Thursday's hearing before two Senate committees was the second on global warming at the Capitol in less than four months.

Last August, as temperatures soared into the 100s, a panel of climate change skeptics sought to downplay warnings that rising temperatures across the globe caused by manmade pollution are responsible for increasingly extreme weather, from longer droughts to more frequent and severe hurricanes.

That session before a House committee drew accusations from environmental advocates and others that legislative Republican leaders sympathetic toward Georgia's heavy polluting industries were presenting one side of the global warming debate.

On Thursday, Sen. Ross Tolleson, R-Perry, vowed that won't happen as senators begin taking up the issue.

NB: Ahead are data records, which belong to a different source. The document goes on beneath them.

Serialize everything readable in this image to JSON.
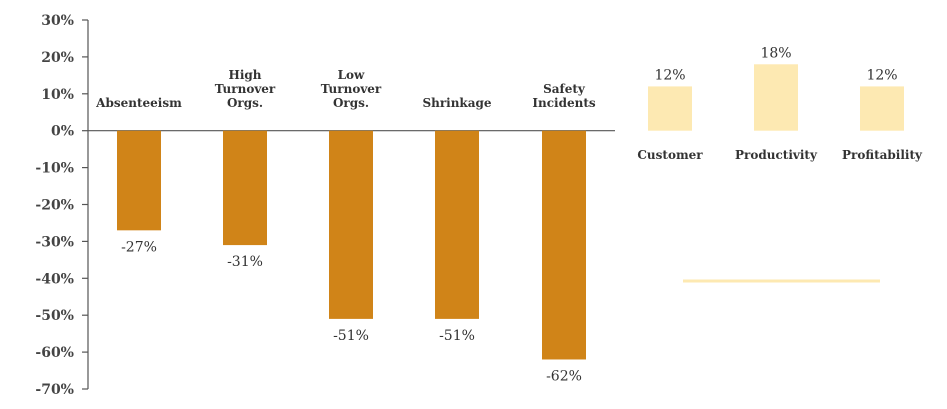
{
  "chart_data": {
    "type": "bar",
    "title": "",
    "xlabel": "",
    "ylabel": "",
    "ylim": [
      -70,
      30
    ],
    "y_ticks": [
      "30%",
      "20%",
      "10%",
      "0%",
      "-10%",
      "-20%",
      "-30%",
      "-40%",
      "-50%",
      "-60%",
      "-70%"
    ],
    "y_tick_values": [
      30,
      20,
      10,
      0,
      -10,
      -20,
      -30,
      -40,
      -50,
      -60,
      -70
    ],
    "categories": [
      [
        "Absenteeism"
      ],
      [
        "High",
        "Turnover",
        "Orgs."
      ],
      [
        "Low",
        "Turnover",
        "Orgs."
      ],
      [
        "Shrinkage"
      ],
      [
        "Safety",
        "Incidents"
      ],
      [
        "Customer"
      ],
      [
        "Productivity"
      ],
      [
        "Profitability"
      ]
    ],
    "values": [
      -27,
      -31,
      -51,
      -51,
      -62,
      12,
      18,
      12
    ],
    "value_labels": [
      "-27%",
      "-31%",
      "-51%",
      "-51%",
      "-62%",
      "12%",
      "18%",
      "12%"
    ],
    "colors": {
      "negative": "#D08418",
      "positive": "#FDE9B2",
      "axis": "#555555",
      "decor_line": "#FDE9B2"
    },
    "grid": false,
    "legend": "none"
  }
}
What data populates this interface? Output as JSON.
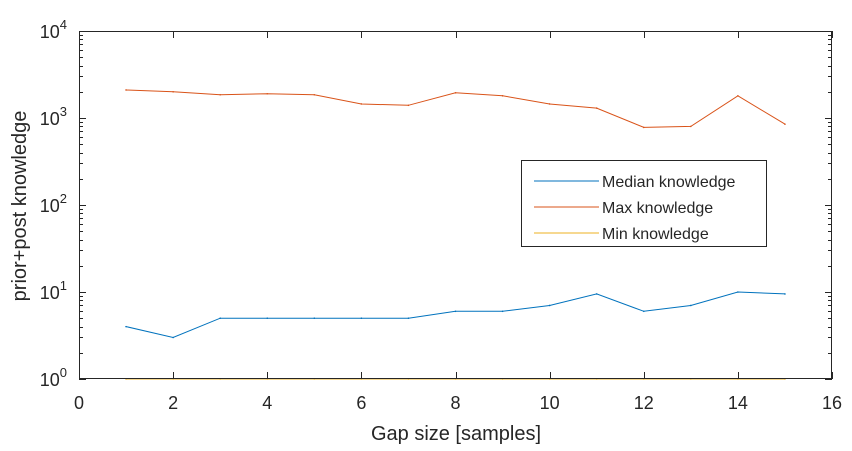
{
  "chart_data": {
    "type": "line",
    "xlabel": "Gap size [samples]",
    "ylabel": "prior+post knowledge",
    "xlim": [
      0,
      16
    ],
    "ylim": [
      1,
      10000
    ],
    "yscale": "log",
    "x_ticks": [
      0,
      2,
      4,
      6,
      8,
      10,
      12,
      14,
      16
    ],
    "y_ticks": [
      {
        "value": 1,
        "base": "10",
        "exp": "0"
      },
      {
        "value": 10,
        "base": "10",
        "exp": "1"
      },
      {
        "value": 100,
        "base": "10",
        "exp": "2"
      },
      {
        "value": 1000,
        "base": "10",
        "exp": "3"
      },
      {
        "value": 10000,
        "base": "10",
        "exp": "4"
      }
    ],
    "legend_position": "right",
    "x": [
      1,
      2,
      3,
      4,
      5,
      6,
      7,
      8,
      9,
      10,
      11,
      12,
      13,
      14,
      15
    ],
    "series": [
      {
        "name": "Median knowledge",
        "color": "#0072BD",
        "values": [
          4,
          3,
          5,
          5,
          5,
          5,
          5,
          6,
          6,
          7,
          9.5,
          6,
          7,
          10,
          9.5
        ]
      },
      {
        "name": "Max knowledge",
        "color": "#D95319",
        "values": [
          2100,
          2000,
          1850,
          1900,
          1850,
          1450,
          1400,
          1950,
          1800,
          1450,
          1300,
          780,
          800,
          1800,
          850
        ]
      },
      {
        "name": "Min knowledge",
        "color": "#EDB120",
        "values": [
          1,
          1,
          1,
          1,
          1,
          1,
          1,
          1,
          1,
          1,
          1,
          1,
          1,
          1,
          1
        ]
      }
    ]
  }
}
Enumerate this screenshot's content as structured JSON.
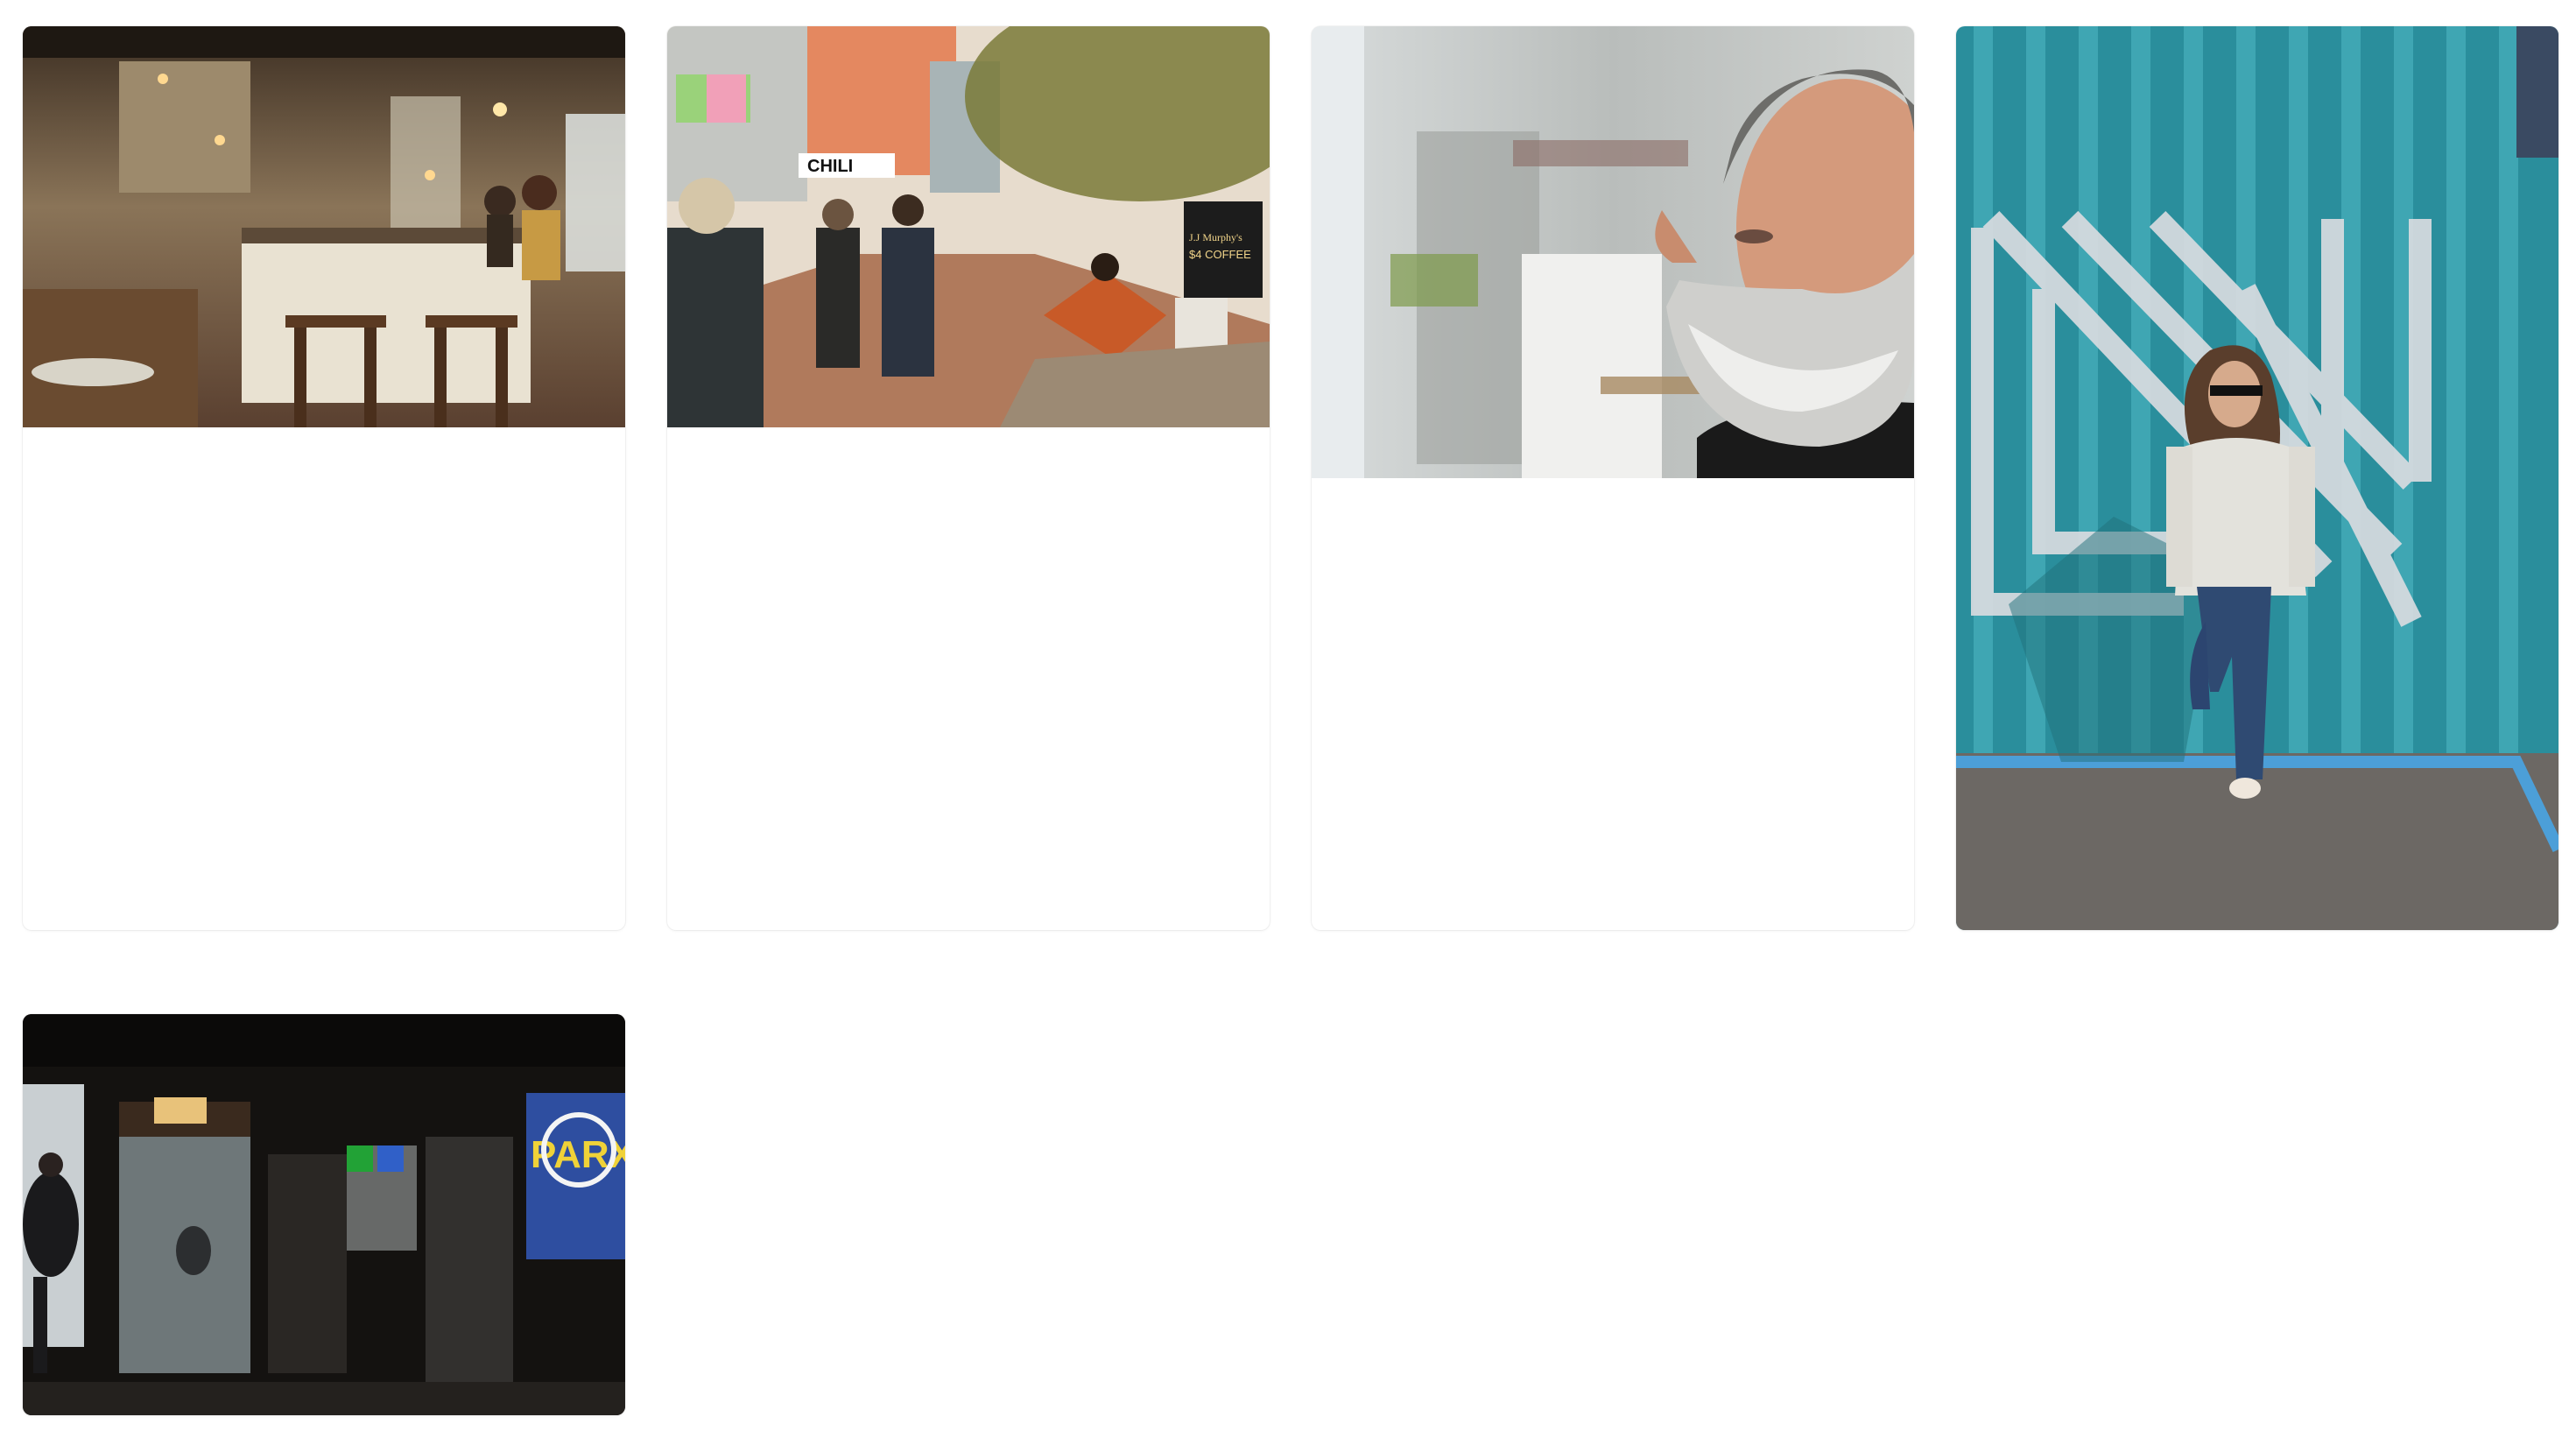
{
  "gallery": {
    "photos": [
      {
        "subject": "cafe-interior",
        "sign_text": ""
      },
      {
        "subject": "street-scene",
        "sign_text": "CHILI",
        "sign_text_2": "$4 COFFEE",
        "sign_text_3": "J.J Murphy's"
      },
      {
        "subject": "bearded-man-portrait",
        "sign_text": ""
      },
      {
        "subject": "woman-against-teal-wall",
        "sign_text": ""
      },
      {
        "subject": "dark-storefront",
        "sign_text": "PARX"
      }
    ]
  },
  "colors": {
    "page_background": "#ffffff",
    "teal_wall": "#2a8e9c",
    "cafe_warm": "#8a6a44",
    "street_brick": "#b07a5c"
  }
}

"We try to be very balanced in the Senate," said Tolleson, chairman of the upper chamber's Committee on Natural Resources and the Environment. "We try to give both sides of the story."

In keeping with that approach, senators heard Thursday from Rickerd and Harold Brown, an agricultural scientist at the University of Georgia and self-described global warming skeptic.

Rickerd noted efforts already under way in Georgia to use wastes from the timber industry and other agricultural byproducts to produce ethanol and called for more of the same.

He also described what the British government is doing to head off the worse effects of global warming.

Rickerd said the United Kingdom has reduced greenhouse gas emissions by 15 percent since 1990 by providing both incentives and penalties to energy-intensive industries and requiring power producers to gradually increase the energy they get from renewable sources.

He said both local and national governments in Great Britain also have aggressively pushed energy efficiency and conservation, including London's well-publicized congestion charge requiring motorists to pay more than $16 to drive into the central city.

But Sen. Mitch Seabaugh, R-Sharpsburg, a member of the Senate Regulated Industries and Utilities Committee, bristled at much of Rickerd's prescription for attacking climate change.

"Are you suggesting that governments should ration the amount of energy people can use in their homes and businesses?" he asked the diplomat.

Seabaugh said he doesn't buy into the "hysteria" surrounding global warming, a view that Brown supported during his testimony.

Brown, a professor emeritus at UGA, cited a host of articles from both scientists and mainstream journalists pointing to climate change as a cyclical phenomenon that has not been influenced by industrialization. For example, he said the warmest year in Greenland's recent history occurred back in 1941, while average temperatures in Georgia since 1930 have fallen by nearly 2 degrees.

Brown said the dire warnings of approaching public health and ecological disasters aren't borne out by the research that has been done.

"We shouldn't solve problems until we can define them," he said.

But Rickerd said the preponderance of evidence shows that human influence has greatly accelerated cyclical climate change that would have occurred much more gradually otherwise. He also rejected Seabaugh's characterization of how global warming research is being received by the public.

"It isn't hysteria," Rickerd said. "It's an issue that, after a lot of thought, people recognize as a serious problem that we have to do something to address.

"If we leave the planet in worse shape than we found it, our children and grandchildren are not going to like it."